Former Christie’s Executive Gives Sage Advice on Art Collecting A Q&A with Doug Woodham in conjunction with his new book.

Tomorrow, former Christie’s executive Doug Woodham releases his new book Art Collecting Today: Market Insights for Everyone Passionate about Art. Doug, a member of Twyla’s Board, is an expert in business, finance, and art, so when he talks about art collecting, we definitely listen. Doug held positions in financial services at McKinsey & Company, Moody’s, and UBS before he joined Christie’s in 2012 as President of the Americas. At Christie’s, he oversaw all aspects of the business in North and South America and led the team working with the Emergency Manager of the City of Detroit to help the Detroit Institute of Arts extract itself from the city’s bankruptcy.
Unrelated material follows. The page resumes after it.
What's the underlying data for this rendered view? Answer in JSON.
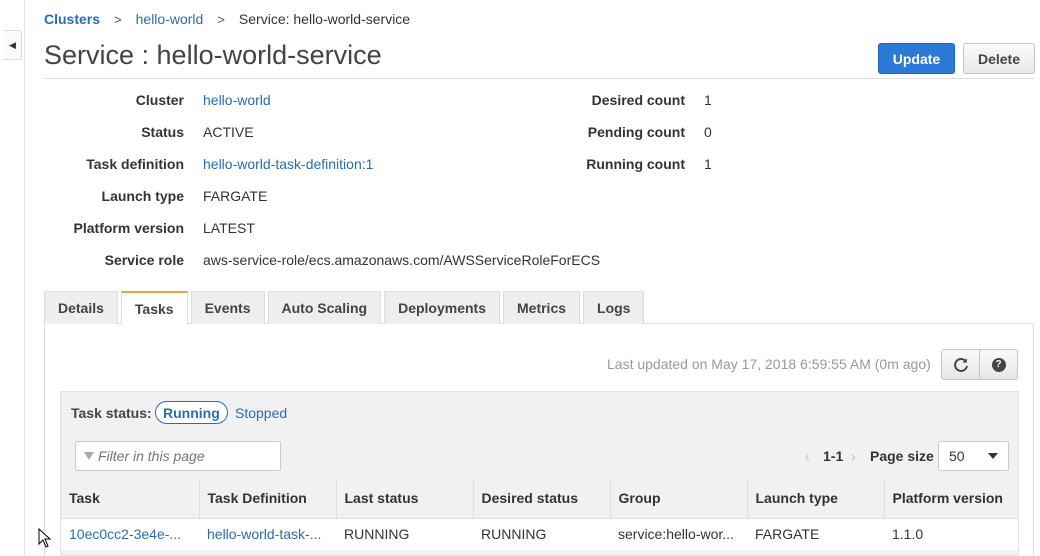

In light of tomorrow’s book launch, Doug answered a few of our burning questions, including how to look at art and how to collect smartly.


Q: What sparked the idea of writing this book?
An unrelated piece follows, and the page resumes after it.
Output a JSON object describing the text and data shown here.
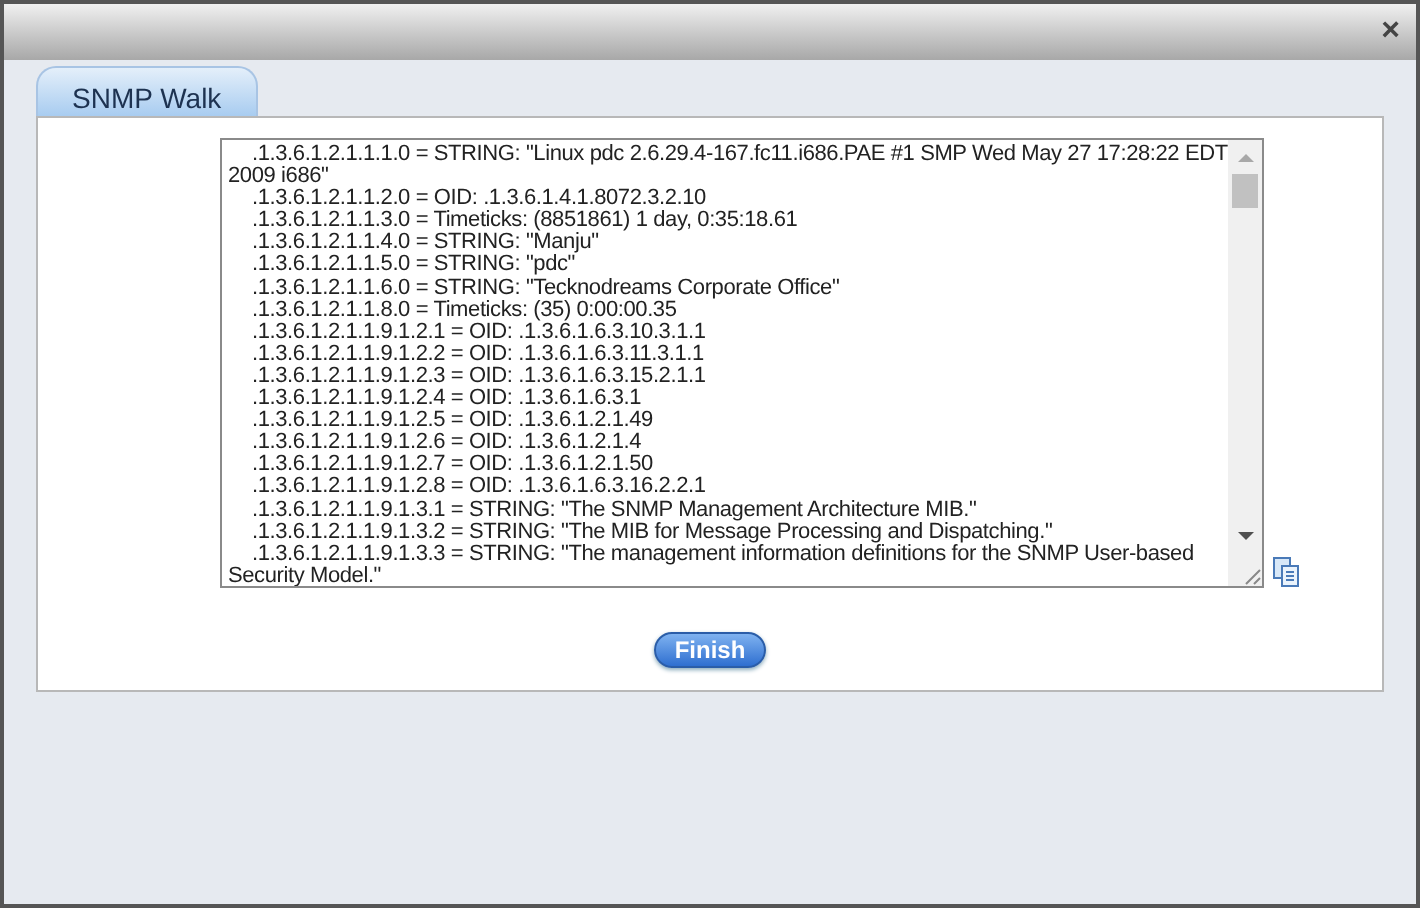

A: The art market is often opaque and confusing to even the most experienced collectors. I want my readers — whether a seasoned collector, an uninitiated newcomer, or an art-world insider — to learn how the art marketplace works in practice and how to navigate it smartly. My hope is that those who may have been put off by art-world practices will finally feel they have the knowledge needed to participate freely and fully, and collectors will be able to pursue their passion with more confidence.

Q: How did you become interested in art?

A: I grew up in a middle-class family in Toledo, Ohio that had little interest in art. When I was in high school, however, my girlfriend’s father opened an art gallery in town for prints. He explained to me the different techniques artists use to create prints and showed me my first Picasso. The experience was fascinating and made me start questioning further. Since this was pre-Internet days, I soon found myself spending time in the Toledo Museum of Art looking at art and trying to make sense of it. A lucky break occurred when I heard about a local group of collectors who met to talk about the goings-on in the world of contemporary art. I joined the group and became their youngest member when I was fifteen years old.

Q: What are some of the most valuable things you’ve learned about art collecting through your experiences?

A: The most important collectors in Toledo [when I was younger] were Joseph and Mildred Gosman, who had a terrific collection of postwar and contemporary art that included work by Robert Rauschenberg, Georgia O’Keeffe, Willem de Kooning, and Joseph Cornell. They taught me the importance of constantly looking at art to see what resonates, confuses, and pushes the envelope. Their advice has informed my approach to art ever since—to stand in front of as much art as possible to constantly challenge my eye. To critically assess what makes an artist important relative to his or her peers. For historical work, to understand the socio-economic zeitgeist when the work was created because it shapes in some way what you are looking at.

Q: What was the first piece of art you purchased?

A: A print by the Dutch artist Karel Appel when I was 15 years old. I made some money that summer painting houses in Toledo. There were no galleries to speak of there, so I bought the print from a gallery in Detroit called the London Arts Gallery. It cost $150, which at the time was a princely sum for me. I will never let it go.

Q: Tell us about some of the highlights of your art collection.

A: My wife and I focus on drawings by artists associated with important art movements from the 1960s and 1970s referred to as minimalism, conceptualism, and land art. One drawing I look at constantly is by Robert Smithson, the artist best known for a huge sculpture called Spiral Jetty. It is an audacious art work of over six thousand tons of black basalt rocks and earth that Smithson formed into a spiral 1,500 feet long and 15 feet wide that juts into the Great Salt Lake. I was fortunate to be able to acquire a drawing of Spiral Jetty that he made in 1970, right before he created the actual work, to show to his friends and supporters what it would look like when completed.

Q: What would your first piece of advice about buying art be to the uninitiated.

A: Aim to develop visual acuity. Spend as much time as possible looking at art in museums, art fairs, galleries, and auction-preview exhibitions. Time spent flipping through books and looking at images online counts too. The art version of the old joke “How do you get to Carnegie Hall? Practice, Practice, Practice” is “Look, Look, Look.” By acquiring visual acuity, collectors will understand the artists that really tickle their brain, enable them to distinguish between a good and great work by an artist, and gain an appreciation for the relative importance of an artist to the movement or time period in which they were active.